Section 12Sterling equivalents: carried-back amounts

(1) This section applies if, for the purpose of calculating a carried-back amount in respect of a company, a loss (“the loss”) is required by section 7(2), 8(2) or 9(2) to be translated into its sterling equivalent.

(2) The translation must be made in accordance with whichever of the rules 1, 2 and 3 is applicable (see the table below).

(3) In the table in subsection (2)—

“ the earlier tax calculation currency ” means the tax calculation currency of the company in the accounting period to which the carried-back amount is to be carried back,

“ the later tax calculation currency ” means the tax calculation currency of the company in the accounting period in which the loss arises, and

“ the relevant accounting period ” means the latest accounting period of the company that both—

ends before the accounting period in which the loss arises, and

is a period in which the tax calculation currency of the company is the same as the earlier tax calculation currency.

Section 13Sterling equivalents: carried-forward amounts

(1) This section applies if, for the purpose of calculating a carried-forward amount in respect of a company, a loss (“the loss”) is required by section 7(2), 8(2) or 9(2) to be translated into its sterling equivalent.

(2) The translation must be made in accordance with whichever of rules 1, 2 and 3 is applicable (see the table below).

(3) In the table in subsection (2)—

“ the earlier tax calculation currency ” means the tax calculation currency of the company in the accounting period in which the loss arises,

“ the later tax calculation currency ” means the tax calculation currency of the company in the accounting period to which the carried-forward amount is to be carried forward, and

“ the relevant accounting period ” means the earliest accounting period of the company that both—

begins after the accounting period in which the loss arises, and

is a period in which the tax calculation currency of the company is the same as the later tax calculation currency.

Section 14Carried-back amounts

(1) This section applies if conditions A, B and C are met.

(2) Condition A is that, in accordance with generally accepted accounting practice, a UK resident company—

(a) prepares its accounts for a period of account in sterling, or

(b) prepares its accounts for a period of account in a currency other than sterling and in those accounts identifies sterling as its functional currency.

(3) Condition B is that a loss of the company for that period (“the loss”) which falls to be calculated in accordance with generally accepted accounting practice for corporation tax purposes is to be a carried-back amount.
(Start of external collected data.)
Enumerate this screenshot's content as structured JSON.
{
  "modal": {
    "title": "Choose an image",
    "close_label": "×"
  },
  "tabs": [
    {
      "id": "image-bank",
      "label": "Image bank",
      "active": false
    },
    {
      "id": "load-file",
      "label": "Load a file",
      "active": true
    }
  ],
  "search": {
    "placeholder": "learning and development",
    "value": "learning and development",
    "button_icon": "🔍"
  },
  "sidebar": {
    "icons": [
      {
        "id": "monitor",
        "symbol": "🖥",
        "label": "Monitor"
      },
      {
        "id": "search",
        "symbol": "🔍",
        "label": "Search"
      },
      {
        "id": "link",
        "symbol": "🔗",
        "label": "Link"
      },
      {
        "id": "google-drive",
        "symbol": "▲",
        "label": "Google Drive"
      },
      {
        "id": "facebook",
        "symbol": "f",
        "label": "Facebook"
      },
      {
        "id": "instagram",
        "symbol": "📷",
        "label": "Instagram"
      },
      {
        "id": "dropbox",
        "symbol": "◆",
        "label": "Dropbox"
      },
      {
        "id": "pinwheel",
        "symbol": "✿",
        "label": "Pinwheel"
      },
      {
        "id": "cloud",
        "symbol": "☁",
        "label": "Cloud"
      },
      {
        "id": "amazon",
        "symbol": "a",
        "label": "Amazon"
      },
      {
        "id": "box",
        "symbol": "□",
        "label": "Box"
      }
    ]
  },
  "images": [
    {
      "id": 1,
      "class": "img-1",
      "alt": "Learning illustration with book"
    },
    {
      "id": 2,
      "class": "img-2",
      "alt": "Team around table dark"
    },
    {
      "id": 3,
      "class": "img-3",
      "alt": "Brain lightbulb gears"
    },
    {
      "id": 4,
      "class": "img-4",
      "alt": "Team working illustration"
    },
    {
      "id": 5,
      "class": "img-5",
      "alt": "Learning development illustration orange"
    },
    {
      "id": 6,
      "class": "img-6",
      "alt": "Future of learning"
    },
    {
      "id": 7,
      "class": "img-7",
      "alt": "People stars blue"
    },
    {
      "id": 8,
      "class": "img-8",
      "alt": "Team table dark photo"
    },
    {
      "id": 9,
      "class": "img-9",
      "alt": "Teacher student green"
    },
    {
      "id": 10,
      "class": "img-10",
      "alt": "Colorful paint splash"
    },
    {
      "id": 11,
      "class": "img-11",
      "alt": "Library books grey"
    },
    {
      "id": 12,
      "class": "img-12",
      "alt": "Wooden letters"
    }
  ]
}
(4) Condition C is that the tax calculation currency of the company in the accounting period to which the loss is to be carried back (“the earlier tax calculation currency”) is a currency other than sterling.

(5) The loss must be adjusted by—

(a) first being translated into the earlier tax calculation currency by reference to the spot rate of exchange for the last day of the relevant accounting period, and

(b) then being translated into sterling by reference to the same rate of exchange as that at which the profit against which the carried-back amount is to be set off is required to be translated under section 11.

(6) In this section “ the relevant accounting period ” means the latest accounting period of the company that both—

(a) ends before the accounting period in which the loss arises, and

(b) is a period in which the tax calculation currency of the company is the currency mentioned in subsection (4).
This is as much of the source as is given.